モーリス・ルブラン、『八点鐘』、堀口大學 訳、新潮文庫、1981年(26刷)
別に頑なに偕成社を避けているのではまったくなくて、
古書でまとめて買っちゃおうかなあ、と思いつつ、その踏ん切りもつかぬまま、
ずるずる来て、なおさらどうもしようのなくなっている、というだけの話。
どうすればいいというのか。
おもむろに都都逸ふうに(本当か)。
誰がつけたか知らないけれど八点鐘とはいい訳だ。
この度はセルジ・レニーヌ公爵がオルタンス・ダニエルと一緒に事件を解決する連作短編集。

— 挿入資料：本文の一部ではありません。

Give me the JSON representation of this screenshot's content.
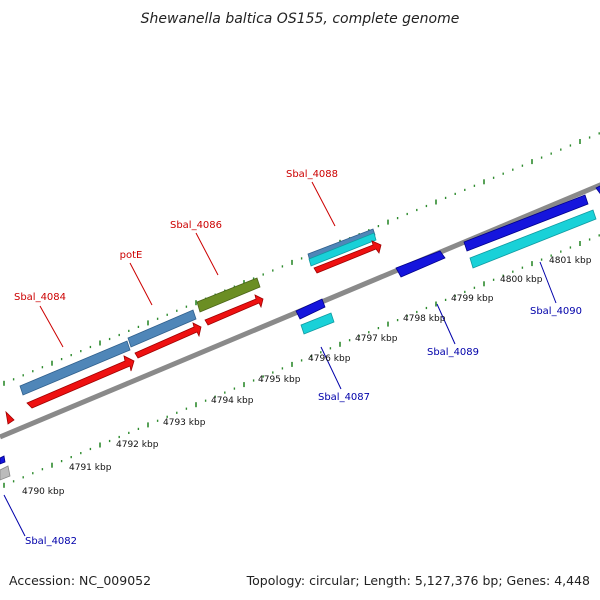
{
  "title": "Shewanella baltica OS155, complete genome",
  "footer": {
    "accession": "Accession: NC_009052",
    "topology": "Topology: circular; Length: 5,127,376 bp; Genes: 4,448"
  },
  "colors": {
    "backbone": "#8a8a8a",
    "tick": "#2e8b2e",
    "label_top": "#cc0000",
    "label_bottom": "#0000aa",
    "steelblue": "#4f86b8",
    "red": "#ee1111",
    "olive": "#6b8e23",
    "blue": "#1515dd",
    "cyan": "#19d1d8",
    "gray": "#bbbbbb"
  },
  "kbp_labels": [
    "4790 kbp",
    "4791 kbp",
    "4792 kbp",
    "4793 kbp",
    "4794 kbp",
    "4795 kbp",
    "4796 kbp",
    "4797 kbp",
    "4798 kbp",
    "4799 kbp",
    "4800 kbp",
    "4801 kbp"
  ],
  "gene_labels": {
    "Sbal_4082": "Sbal_4082",
    "Sbal_4084": "Sbal_4084",
    "potE": "potE",
    "Sbal_4086": "Sbal_4086",
    "Sbal_4087": "Sbal_4087",
    "Sbal_4088": "Sbal_4088",
    "Sbal_4089": "Sbal_4089",
    "Sbal_4090": "Sbal_4090"
  }
}
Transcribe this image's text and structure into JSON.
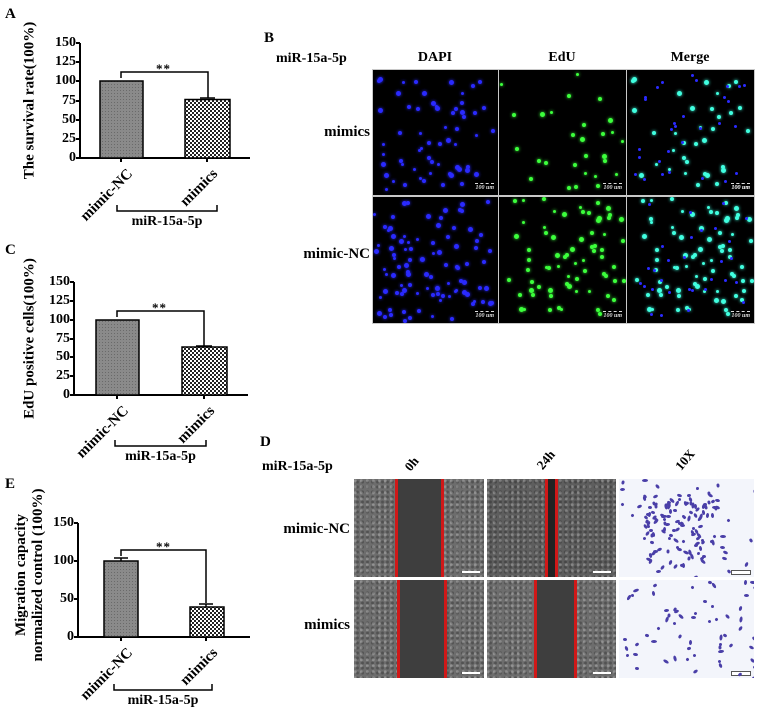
{
  "panels": {
    "A": {
      "letter": "A"
    },
    "B": {
      "letter": "B"
    },
    "C": {
      "letter": "C"
    },
    "D": {
      "letter": "D"
    },
    "E": {
      "letter": "E"
    }
  },
  "chart_data": [
    {
      "id": "A",
      "type": "bar",
      "title": "",
      "ylabel": "The survival rate(100%)",
      "xlabel": "",
      "group_label": "miR-15a-5p",
      "categories": [
        "mimic-NC",
        "mimics"
      ],
      "values": [
        100,
        76
      ],
      "errors": [
        0,
        2
      ],
      "yticks": [
        "0",
        "25",
        "50",
        "75",
        "100",
        "125",
        "150"
      ],
      "ylim": [
        0,
        150
      ],
      "significance": "**",
      "patterns": [
        "dense-gray-hatch",
        "checkered"
      ],
      "grid": false
    },
    {
      "id": "C",
      "type": "bar",
      "title": "",
      "ylabel": "EdU positive cells(100%)",
      "xlabel": "",
      "group_label": "miR-15a-5p",
      "categories": [
        "mimic-NC",
        "mimics"
      ],
      "values": [
        100,
        64
      ],
      "errors": [
        0,
        1.5
      ],
      "yticks": [
        "0",
        "25",
        "50",
        "75",
        "100",
        "125",
        "150"
      ],
      "ylim": [
        0,
        150
      ],
      "significance": "**",
      "patterns": [
        "dense-gray-hatch",
        "checkered"
      ],
      "grid": false
    },
    {
      "id": "E",
      "type": "bar",
      "title": "",
      "ylabel": "Migration capacity normalized control (100%)",
      "ylabel_lines": [
        "Migration capacity",
        "normalized control (100%)"
      ],
      "xlabel": "",
      "group_label": "miR-15a-5p",
      "categories": [
        "mimic-NC",
        "mimics"
      ],
      "values": [
        100,
        39
      ],
      "errors": [
        3,
        4
      ],
      "yticks": [
        "0",
        "50",
        "100",
        "150"
      ],
      "ylim": [
        0,
        150
      ],
      "significance": "**",
      "patterns": [
        "dense-gray-hatch",
        "checkered"
      ],
      "grid": false
    }
  ],
  "panel_B": {
    "row_header": "miR-15a-5p",
    "columns": [
      "DAPI",
      "EdU",
      "Merge"
    ],
    "rows": [
      "mimics",
      "mimic-NC"
    ],
    "scale_bar": "100 um",
    "colors": {
      "DAPI": "#2a2aff",
      "EdU": "#3cff3c",
      "Merge": "#40ffe0",
      "background": "#000000"
    }
  },
  "panel_D": {
    "row_header": "miR-15a-5p",
    "columns": [
      "0h",
      "24h",
      "10X"
    ],
    "rows": [
      "mimic-NC",
      "mimics"
    ],
    "colors": {
      "wound_line": "#d01818",
      "stain": "#4a3fa8"
    }
  }
}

エクセルシオール』1922年から23年に連載。23年単行本、ラフィットから。挿絵入りらしい。
趣向がうまく、これまたロマンチック。
リュパンの事件解決の方法とはどういうものなのか、
ということも考えてはみたいのだけれど、どうなんだろうか。
「直観と理性」(41頁)が大切である、というのは確かで、
リュパンはけっこう、閉じこもって考えに耽ったりするところ、とことん論理の人である。
物的証拠はもちろん大事だけども、リュパン君あるいはルブラン君がとくに重視するのは
心的動因であるようにも見受けられ、この辺りに世紀末の心理小説から出発したという
ルブランの経歴を窺わせるものがあるのだろうな、と思ったりもする。
モーパッサンでいえば『ピエールとジャン』以降の後期、あるいはブールジェ、フランスといった
80,90年代に売れた作家との親近性のほうが濃いのだろう(処女作の内の一編はブールジェに献辞)。
その意味でいえばフロベールはもとよりゾラの影響も、少なくともリュパン・シリーズには
すこぶる薄いのは確かで。
ところで、1864年生まれのルブランは、ジッドより5つ、ヴァレリープルーストより7つ年上で、
もっと近いのは66年のロマン・ロラン(なんて便利な『フランス文学小事典』)。
ルブランのメンタリティが明らかに19世紀寄りなのは、まあ年考えれば当然ではあるが、
しかし、なんというか、実に微妙なところなんだなあこれが。とか。


ついでに付け加えるならば、ルブランは、物心ついた時から共和制だった最初の世代である。
将来のリュパンが、共和制とぴったり親和する理由は、そこにもあるのだろう、とかとか。